How spring has blossomed in literature
This article is more than 7 years oldMistaken expectations, foolish illusions, dangerous liaisons … while spring is always keenly awaited in literature, its onset so often signifies troubleCarmina Burana (11th or 12th century)
Bawdy, boozy, brainy Latin poems by minstrels, rebel monks and scholars, best known as the lyrics to Carl Orff’s cantata; the first sequence evokes nature in spring, when “Flora reigns” and from the forest “the chorus of maidens / already promises a thousand joys. Ah!” Dream on, student poet.
Love’s Labour’s Lost by William Shakespeare (1590s)
The April as “cruellest month” tradition perhaps begins with the song “Spring” in this early romcom’s bleak coda: though anyway offset by the sister song “Winter”, it conjures vernal joys only to undercut them by hearing in the cuckoo’s call “a word of fear” that “mocks married men”, ie cuckold. (The season is also fearful in Julius Caesar, which opens with the pre-spring Lupercal festival and sees the dictator assassinated on 15 March).
Torrents of Spring by Ivan Turgenev (1872)
A young, posh Russian travelling in Germany falls head over heels in love not once but twice, and after the second fling both women (one a shopgirl, the other wealthy) sensibly shun him. Hemingway borrowed Turgenev’s title for a bizarre, spoof-ish novel even more sceptical about spring liaisons.
“Spring comes on the World” by Emily Dickinson (unknown, pub 1890)
April days are “hueless” to the author until “thou” – lover? Christ? inspiration? – come; just as “Blossoms stand negative” before a Bee’s arrival, when they are “Touched to Conditions / By a Hum”. Dickinson’s self-imaging as passive, awaiting pollination, is disconcerting; but is it just a wry and subtly sexy pose, as much a tactic as male poets playing the seducer?
“A Scandal in Bohemia” by Arthur Conan Doyle (1891)
A rare instance of Holmes in love, as a royal intrigue pits him against femme fatale Irene Adler, AKA “the woman”. It’s no accident that Watson tells us precisely that the case that occasions this awakening of desire - which became A Scandal in Belgravia in Sherlock - began on 20 March, 1888.

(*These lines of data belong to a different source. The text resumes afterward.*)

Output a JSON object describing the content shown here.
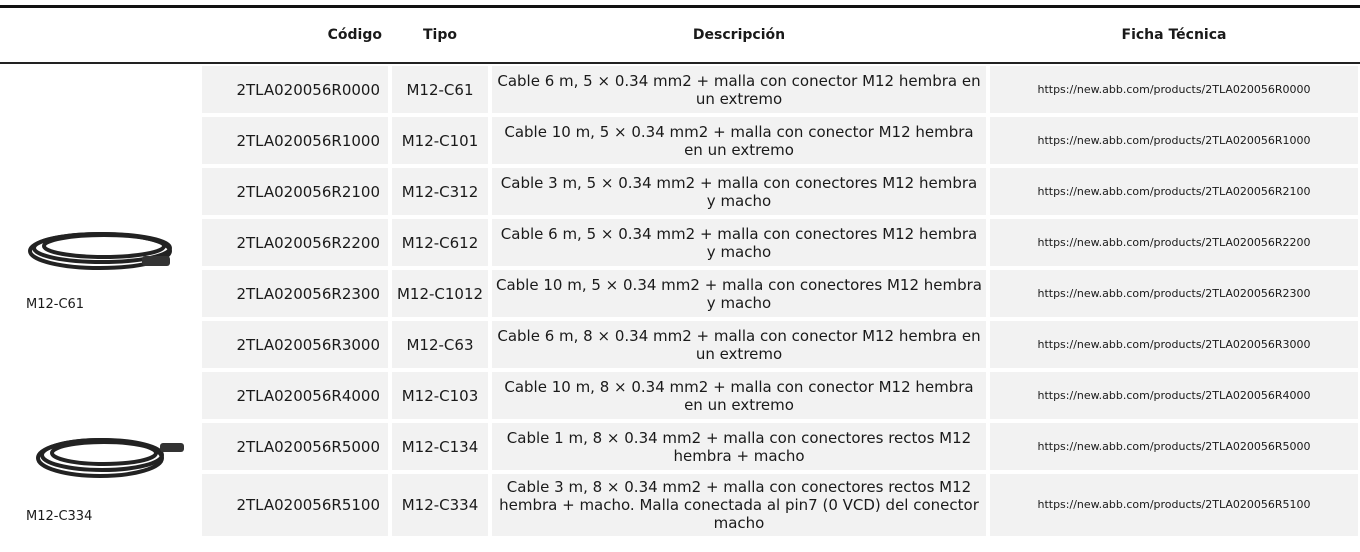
{
  "table": {
    "headers": [
      "Código",
      "Tipo",
      "Descripción",
      "Ficha Técnica"
    ],
    "rows": [
      [
        "2TLA020056R0000",
        "M12-C61",
        "Cable 6 m, 5 × 0.34 mm2 + malla con conector M12 hembra en un extremo",
        "https://new.abb.com/products/2TLA020056R0000"
      ],
      [
        "2TLA020056R1000",
        "M12-C101",
        "Cable 10 m, 5 × 0.34 mm2 + malla con conector M12 hembra en un extremo",
        "https://new.abb.com/products/2TLA020056R1000"
      ],
      [
        "2TLA020056R2100",
        "M12-C312",
        "Cable 3 m, 5 × 0.34 mm2 + malla con conectores M12 hembra y macho",
        "https://new.abb.com/products/2TLA020056R2100"
      ],
      [
        "2TLA020056R2200",
        "M12-C612",
        "Cable 6 m, 5 × 0.34 mm2 + malla con conectores M12 hembra y macho",
        "https://new.abb.com/products/2TLA020056R2200"
      ],
      [
        "2TLA020056R2300",
        "M12-C1012",
        "Cable 10 m, 5 × 0.34 mm2 + malla con conectores M12 hembra y macho",
        "https://new.abb.com/products/2TLA020056R2300"
      ],
      [
        "2TLA020056R3000",
        "M12-C63",
        "Cable 6 m, 8 × 0.34 mm2 + malla con conector M12 hembra en un extremo",
        "https://new.abb.com/products/2TLA020056R3000"
      ],
      [
        "2TLA020056R4000",
        "M12-C103",
        "Cable 10 m, 8 × 0.34 mm2 + malla con conector M12 hembra en un extremo",
        "https://new.abb.com/products/2TLA020056R4000"
      ],
      [
        "2TLA020056R5000",
        "M12-C134",
        "Cable 1 m, 8 × 0.34 mm2 + malla con conectores rectos M12 hembra + macho",
        "https://new.abb.com/products/2TLA020056R5000"
      ],
      [
        "2TLA020056R5100",
        "M12-C334",
        "Cable 3 m, 8 × 0.34 mm2 + malla con conectores rectos M12 hembra + macho. Malla conectada al pin7 (0 VCD) del conector macho",
        "https://new.abb.com/products/2TLA020056R5100"
      ]
    ],
    "image_captions": [
      "M12-C61",
      "M12-C334"
    ]
  }
}
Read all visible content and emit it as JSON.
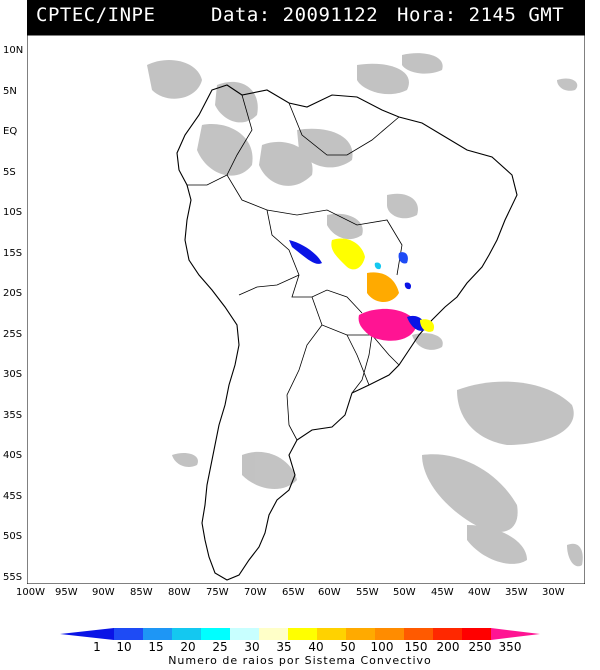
{
  "header": {
    "source": "CPTEC/INPE",
    "date_label": "Data: 20091122",
    "time_label": "Hora: 2145 GMT"
  },
  "lat_labels": [
    "10N",
    "5N",
    "EQ",
    "5S",
    "10S",
    "15S",
    "20S",
    "25S",
    "30S",
    "35S",
    "40S",
    "45S",
    "50S",
    "55S"
  ],
  "lon_labels": [
    "100W",
    "95W",
    "90W",
    "85W",
    "80W",
    "75W",
    "70W",
    "65W",
    "60W",
    "55W",
    "50W",
    "45W",
    "40W",
    "35W",
    "30W"
  ],
  "legend": {
    "values": [
      "1",
      "10",
      "15",
      "20",
      "25",
      "30",
      "35",
      "40",
      "50",
      "100",
      "150",
      "200",
      "250",
      "350"
    ],
    "colors": [
      "#0a14e6",
      "#1e4bf5",
      "#1e96f5",
      "#14c8f0",
      "#00ffff",
      "#c8ffff",
      "#ffffc8",
      "#ffff00",
      "#ffd200",
      "#ffaa00",
      "#ff8c00",
      "#ff5a00",
      "#ff2800",
      "#ff0000",
      "#ff1493"
    ],
    "caption": "Numero de raios por Sistema Convectivo"
  }
}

A Room with a View by EM Forster (1908)
Forster avoids naming the month when Lucy Honeychurch, holidaying in Florence, has her life-changing kiss with George Emerson; but it takes place in a field of spring-flowering violets, and a local beauty who joins the English tourists’ excursion is compared to the vernal goddess Persephone. For once in literature, spring’s disruptions are wholly beneficial.
“A Backward Spring” by Thomas Hardy (1917)
Hardy had depicted spring full blown in the May Day dance scene in Tess of the D’Urbervilles, but in this counter-romantic poem it’s tardy, tentative, anxious and very English: in contrast to Forster’s Italian meadow and Wordsworth’s “splendour in the grass”, “The trees are afraid to put forth buds, / And there is timidity in the grass”.
“Jeeves in Springtime” by PG Wodehouse (1921)
Spring means love means trouble again as Jeeves extracts Bingo Little from a disastrous romance (and Bertie from a disastrous shirt). Contains the classic exchange (referencing Tennyson): “In the spring, Jeeves, a livelier iris gleams upon the burnished dove.” “So I have been informed, sir.”
Nineteen Eighty-Four by George Orwell (1949)
“It was a bright cold day in April,” Orwell’s dystopian novel opens brilliantly, “and the clocks were striking thirteen.” In the month’s first week, its hero Winston Smith starts writing a diary, begins seeing Julia and fatally first imagines that his future nemesis O’Brien shares his dissident views.
The Beginning of Spring (1988) by Penelope Fitzgerald
Seen as Fitzgerald’s “masterpiece” by Robert McCrum, who gave it a place in his 100 best novels. In Moscow in pre-revolutionary 1913, Russians await the end of tsarist autocracy, and British expat Frank falls unwisely for mysterious Lisa while awaiting his estranged wife’s return.